A Longevidade que presenciamos hoje em nível global - e certamente no Brasil - é uma revolução. Já vivemos trinta ou mais anos que nossos avós. As implicações desse processo vão além da dimensão individual e atingem os setores legais, de saúde, educação, cultura, trabalho, serviços assistenciais e seguridade social. A longevidade também tem efeito retroativo, com impactos em todas as fases da vida: não são trinta anos a mais de velhice e sim trinta ou mais anos de vida.
Minha primeira impressão sobre um país envelhecido foi na Inglaterra onde fui cursar Mestrado em Saúde Publica em 1975. A partir de então, percebi que o Brasil também envelheceria rapidamente, mas num contexto de pobreza, diferente dos países desenvolvidos que primeiro se enriqueceram para depois envelhecerem. Dei-me conta, anos mais tarde, de que o envelhecimento brasileiro acontecia de forma extraordinariamente comprimida: nossa expectativa de vida hoje ultrapassa a da Inglaterra dos anos 1970 e a taxa de fecundidade ficou no limiar da reposição em poucos anos.
Meus 20 anos de experiência acadêmica em Londres e Oxford somaram-se ao período em que dirigi o Departamento de Envelhecimento e Saúde da OMS e ajudaram-me a formular o Marco Político do Envelhecimento Ativo, assim definido pela OMS: o processo de otimizar as oportunidades para Saúde, Educação Continuada, Participação e Segurança (Proteção) de modo a aumentar a qualidade de vida à medida em que envelhecemos. Quem envelhece com saúde e conhecimentos pode participar plenamente da sociedade. Na falta dessas condições, é indispensável prover proteção e segurança para que o idoso não se sinta abandonado. Por isso, uma política que atenda à Revolução da Longevidade deve promover os quatro capitais essenciais para o bem envelhecer: atenção à saúde; acesso a conhecimentos; condições financeiras, pelo menos renda mínima; e suporte e cuidado da família, amigos e pessoas próximas.

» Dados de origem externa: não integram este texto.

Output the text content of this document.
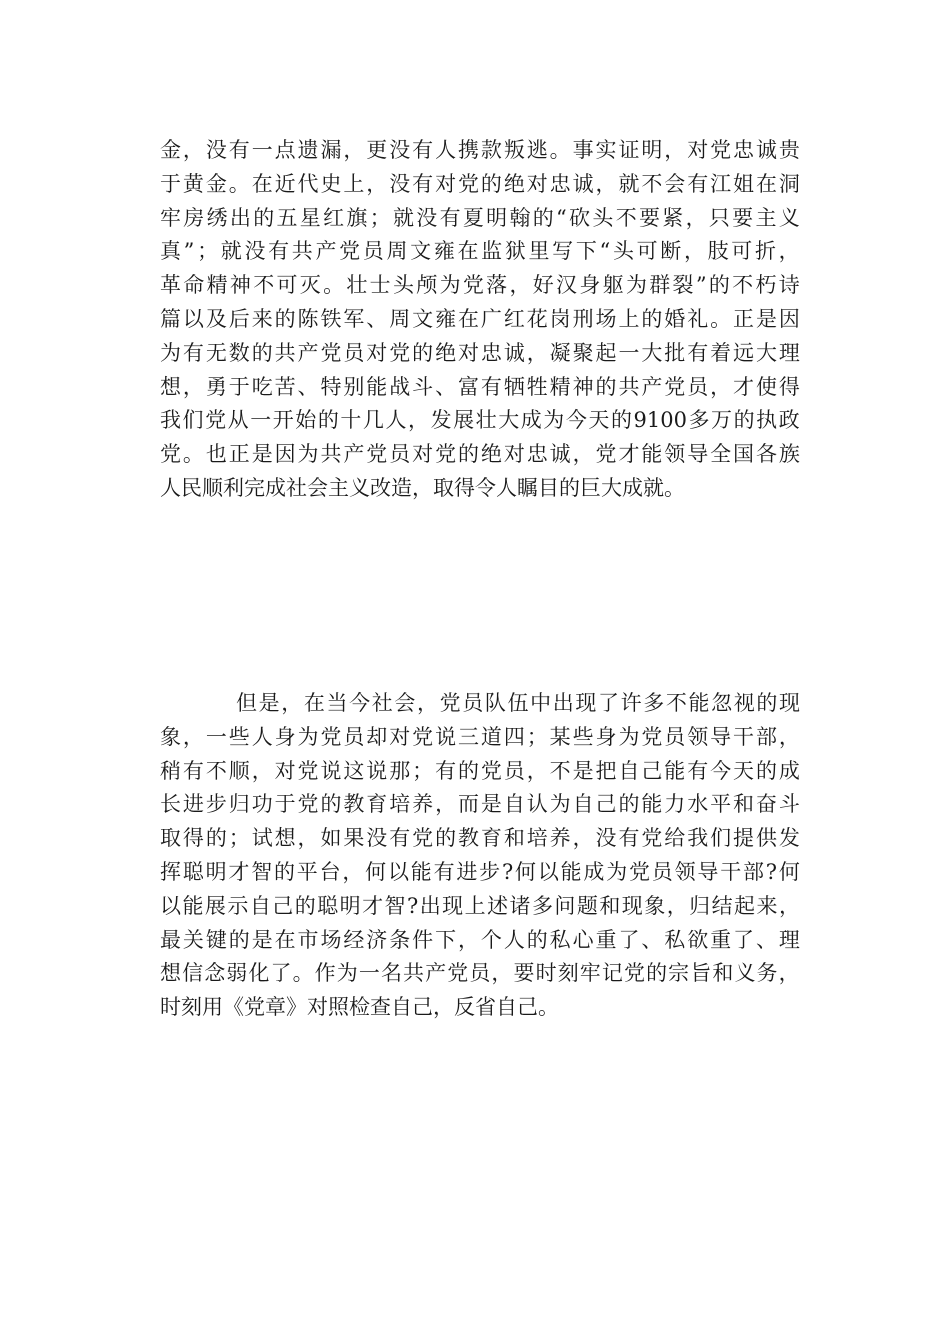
金 ， 没 有 一 点 遗 漏 ， 更 没 有 人 携 款 叛 逃 。 事 实 证 明 ， 对 党 忠 诚 贵
于 黄 金 。 在 近 代 史 上 ， 没 有 对 党 的 绝 对 忠 诚 ， 就 不 会 有 江 姐 在 洞
牢 房 绣 出 的 五 星 红 旗 ； 就 没 有 夏 明 翰 的 “ 砍 头 不 要 紧 ， 只 要 主 义
真 ” ； 就 没 有 共 产 党 员 周 文 雍 在 监 狱 里 写 下 “ 头 可 断 ， 肢 可 折 ，
革 命 精 神 不 可 灭 。 壮 士 头 颅 为 党 落 ， 好 汉 身 躯 为 群 裂 ” 的 不 朽 诗
篇 以 及 后 来 的 陈 铁 军 、 周 文 雍 在 广 红 花 岗 刑 场 上 的 婚 礼 。 正 是 因
为 有 无 数 的 共 产 党 员 对 党 的 绝 对 忠 诚 ， 凝 聚 起 一 大 批 有 着 远 大 理
想 ， 勇 于 吃 苦 、 特 别 能 战 斗 、 富 有 牺 牲 精 神 的 共 产 党 员 ， 才 使 得
我 们 党 从 一 开 始 的 十 几 人 ， 发 展 壮 大 成 为 今 天 的 9100 多 万 的 执 政
党 。 也 正 是 因 为 共 产 党 员 对 党 的 绝 对 忠 诚 ， 党 才 能 领 导 全 国 各 族
人民顺利完成社会主义改造，取得令人瞩目的巨大成就。
但 是 ， 在 当 今 社 会 ， 党 员 队 伍 中 出 现 了 许 多 不 能 忽 视 的 现
象 ， 一 些 人 身 为 党 员 却 对 党 说 三 道 四 ； 某 些 身 为 党 员 领 导 干 部 ，
稍 有 不 顺 ， 对 党 说 这 说 那 ； 有 的 党 员 ， 不 是 把 自 己 能 有 今 天 的 成
长 进 步 归 功 于 党 的 教 育 培 养 ， 而 是 自 认 为 自 己 的 能 力 水 平 和 奋 斗
取 得 的 ； 试 想 ， 如 果 没 有 党 的 教 育 和 培 养 ， 没 有 党 给 我 们 提 供 发
挥 聪 明 才 智 的 平 台 ， 何 以 能 有 进 步 ? 何 以 能 成 为 党 员 领 导 干 部 ? 何
以 能 展 示 自 己 的 聪 明 才 智 ? 出 现 上 述 诸 多 问 题 和 现 象 ， 归 结 起 来 ，
最 关 键 的 是 在 市 场 经 济 条 件 下 ， 个 人 的 私 心 重 了 、 私 欲 重 了 、 理
想 信 念 弱 化 了 。 作 为 一 名 共 产 党 员 ， 要 时 刻 牢 记 党 的 宗 旨 和 义 务 ，
时刻用《党章》对照检查自己，反省自己。
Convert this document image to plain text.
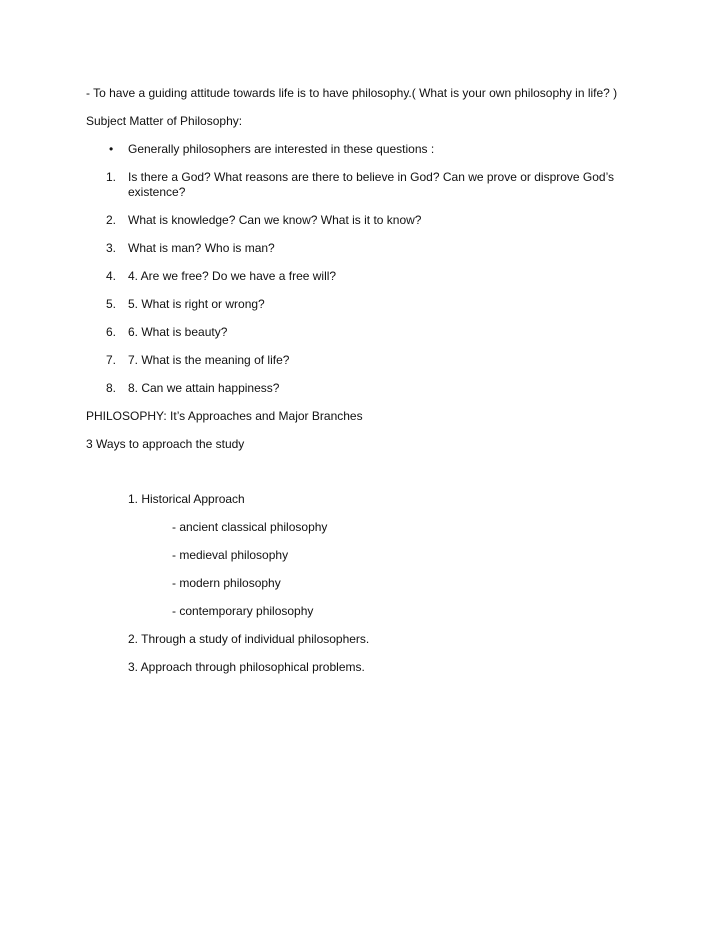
- To have a guiding attitude towards life is to have philosophy.( What is your own philosophy in life? )
Subject Matter of Philosophy:
• Generally philosophers are interested in these questions :
1. Is there a God? What reasons are there to believe in God? Can we prove or disprove God’s existence?
2. What is knowledge? Can we know? What is it to know?
3. What is man? Who is man?
4. 4. Are we free? Do we have a free will?
5. 5. What is right or wrong?
6. 6. What is beauty?
7. 7. What is the meaning of life?
8. 8. Can we attain happiness?
PHILOSOPHY: It’s Approaches and Major Branches
3 Ways to approach the study
1. Historical Approach
- ancient classical philosophy
- medieval philosophy
- modern philosophy
- contemporary philosophy
2. Through a study of individual philosophers.
3. Approach through philosophical problems.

A Revolução da Longevidade requer adotar uma perspectiva de curso de vida. O jovem de hoje será o idoso de amanhã. Para entendermos um idoso, olhemos para trás, para o modo como levou a vida e se tornou quem é hoje. Por isso, é indispensável considerar os determinantes do envelhecimento ativo: de acesso a serviços sociais e de saúde; comportamentais (estilos de vida); pessoais (genéticos, hereditários e de personalidade); ambientais; sociais e econômicos. Esses aspectos são interdependentes, segundo cada cultura e perspectiva de gênero.
No Brasil de hoje se envelhece melhor do que há 40 anos. Primeiro, porque na Constituição de 1988 a saúde passou a ser um direito de todos e também dos idosos. É preciso melhorar os serviços, mas, não se morre mais a míngua ou à espera do gesto de uma pessoa caridosa. Segundo, pela política de renda mínima. Mesmo sendo distribuído apenas um salário mínimo, para muitas famílias, o idoso deixou de ser um fardo.
Mas há muito a ser feito: o copo está meio vazio. O Estatuto do Idoso, depois de 10 anos, continua com muitos dispositivos a serem implementados. Falta, uma "Cultura do Cuidado". Vou personalizar o que digo, falando de minha mãe que aos 96 anos já preveniu o que podia ser prevenido, já está tratando o que é tratável. Mas, com Alzheimer, ela precisa essencialmente de ser cuidada e o é. Mas, milhões de idosos chegaram ou chegarão à longevidade sem saber quem vai cuidá-los, num contexto em que a família está cada vez mais fragmentada.
Finalmente, o Brasil é um país melhor hoje para os idosos também porque há mais conhecimento. Há quarenta anos, o envelhecimento estava praticamente restrito a prática médica. Nas últimas décadas o interesse por este domínio do saber aumentou vertiginosamente, como mostra a produção cientifica atestada nos bem elaborados artigos desta Revista.